When a light plane crashed into an oval in South Lake it was only a matter of seconds before help arrived.
Pilot Tony White and his passenger Ralph Lerch suffered severe burns and serious injuries when the plane they were in crashed in South Lake on December 9.
Nigel Lifford, of Armadale, and John De’Laney, of South Lake, were first on scene, helping the two men seconds after they jumped out of the burning plane.
Mr Delaney, a former emergency department nurse, saw the smoke from his home only 200 metres away and immediately grabbed his first aid kit and rushed to the scene.
“When I got to the burning wreckage of the plane and saw that the pilot and passenger were out of the aircraft and the horrific burns they had suffered, I was determined to do everything that I could to help give them the best chance of survival,” he said.
“I did my initial rapid assessment, checking airways, breathing, circulation and level of consciousness.”

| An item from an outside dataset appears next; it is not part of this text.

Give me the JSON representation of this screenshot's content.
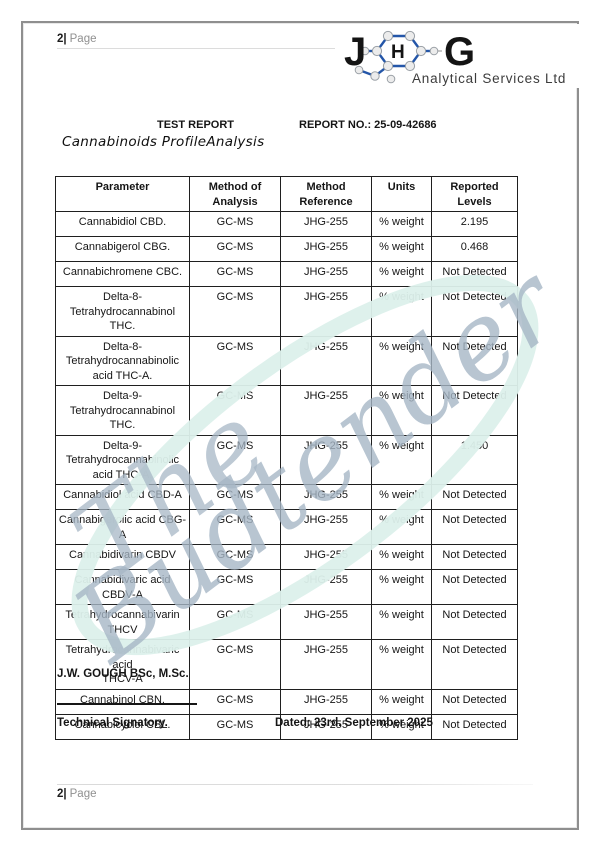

“While doing this I was also observing their burns. I then did a secondary assessment where I focussed on the level of burns as well as a secondary assessment of the airway to determine the likelihood of burns to the upper airway in the nose and mouth.”
Mr Lifford, a former volunteer firefighter with first aid training, was driving along Berrigan Drive on his way home from work. He also saw the large plume of smoke and thought someone could need assistance.

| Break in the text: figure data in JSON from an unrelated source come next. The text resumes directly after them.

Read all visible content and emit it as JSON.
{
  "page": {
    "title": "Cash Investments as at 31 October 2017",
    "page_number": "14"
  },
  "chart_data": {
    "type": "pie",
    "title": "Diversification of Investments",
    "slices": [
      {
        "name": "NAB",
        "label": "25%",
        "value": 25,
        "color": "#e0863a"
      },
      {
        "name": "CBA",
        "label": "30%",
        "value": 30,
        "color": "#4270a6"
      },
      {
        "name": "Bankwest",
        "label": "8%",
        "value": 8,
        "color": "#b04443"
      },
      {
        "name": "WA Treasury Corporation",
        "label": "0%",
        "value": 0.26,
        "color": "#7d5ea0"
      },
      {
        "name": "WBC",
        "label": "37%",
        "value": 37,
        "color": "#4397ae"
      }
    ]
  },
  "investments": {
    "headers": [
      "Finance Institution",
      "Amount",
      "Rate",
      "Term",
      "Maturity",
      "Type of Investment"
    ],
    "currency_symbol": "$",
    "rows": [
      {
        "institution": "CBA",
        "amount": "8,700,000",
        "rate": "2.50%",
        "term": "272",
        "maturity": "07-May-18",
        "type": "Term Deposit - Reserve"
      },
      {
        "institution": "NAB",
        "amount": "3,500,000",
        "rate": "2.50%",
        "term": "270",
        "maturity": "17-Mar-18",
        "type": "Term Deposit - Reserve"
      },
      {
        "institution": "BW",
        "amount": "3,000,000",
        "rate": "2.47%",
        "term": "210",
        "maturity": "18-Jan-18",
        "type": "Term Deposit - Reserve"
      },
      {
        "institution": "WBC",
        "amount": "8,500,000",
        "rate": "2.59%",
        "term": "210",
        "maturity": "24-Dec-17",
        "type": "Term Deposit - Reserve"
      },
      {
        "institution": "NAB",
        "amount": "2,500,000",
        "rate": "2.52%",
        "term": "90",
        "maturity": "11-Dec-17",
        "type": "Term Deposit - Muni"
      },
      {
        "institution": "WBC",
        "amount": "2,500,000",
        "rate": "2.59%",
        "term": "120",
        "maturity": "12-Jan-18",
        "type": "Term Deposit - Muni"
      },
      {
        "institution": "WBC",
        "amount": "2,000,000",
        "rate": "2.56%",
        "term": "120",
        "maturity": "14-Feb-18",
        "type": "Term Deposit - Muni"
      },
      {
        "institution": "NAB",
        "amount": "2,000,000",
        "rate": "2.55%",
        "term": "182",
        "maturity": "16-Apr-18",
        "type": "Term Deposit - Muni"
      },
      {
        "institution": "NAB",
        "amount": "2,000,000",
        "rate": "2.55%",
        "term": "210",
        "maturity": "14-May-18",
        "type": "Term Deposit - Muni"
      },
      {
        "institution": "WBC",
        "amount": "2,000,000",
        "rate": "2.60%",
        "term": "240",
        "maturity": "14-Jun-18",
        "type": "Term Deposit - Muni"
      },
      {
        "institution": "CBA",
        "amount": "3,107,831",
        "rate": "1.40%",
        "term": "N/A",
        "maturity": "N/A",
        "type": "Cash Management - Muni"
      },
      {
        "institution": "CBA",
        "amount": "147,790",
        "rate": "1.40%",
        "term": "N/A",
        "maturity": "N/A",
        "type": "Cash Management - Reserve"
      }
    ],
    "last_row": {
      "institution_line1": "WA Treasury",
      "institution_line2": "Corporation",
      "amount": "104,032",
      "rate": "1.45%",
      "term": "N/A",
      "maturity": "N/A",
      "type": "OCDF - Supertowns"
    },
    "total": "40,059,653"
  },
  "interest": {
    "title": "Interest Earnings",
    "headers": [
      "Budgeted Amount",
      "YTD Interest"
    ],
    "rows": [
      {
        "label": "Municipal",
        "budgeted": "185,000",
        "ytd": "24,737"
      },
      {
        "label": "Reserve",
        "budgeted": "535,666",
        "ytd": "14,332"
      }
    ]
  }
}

He grabbed the first aid kit from his car and raced to join Mr Delaney
“John saw that I had a well-stocked first aid kit and started asking for gauze, saline, wound dressings and as quick as I could get them out John was putting them on Ralph,” he said. “All the time I was talking to Ralph, reassuring him that everything was okay and that Tony was okay and being worked on good people and the ambos were on their way.”
Metropolitan Ambulance General Manager James Sherriff praised the two men and said their quick thinking and actions helped the patients.
“With burns injuries such as those suffered in this incident it is critical to respond quickly and commence first aid,” he said. “The immediate first aid rendered by these men no doubt played a critical role in the treatment chain to ensure the best possible outcome for both Tony and Ralph.”
Mr Sherriff said if more people knew first aid we would have a more resilient community and better outcomes for all. He said St John had a steadfast commitment to first aid training believing that anyone can save a life.
“The first 10 minutes after an incident are most crucial, and it is critical that after the call for an ambulance is made you keep the patient’s airway clear and start CPR if the person is not breathing, as has happened in this instance,” he said.
On Wednesday, January 29, the two men were each presented with a St John Leisure first aid Kit by St John Area Manager Marc Van Reenen.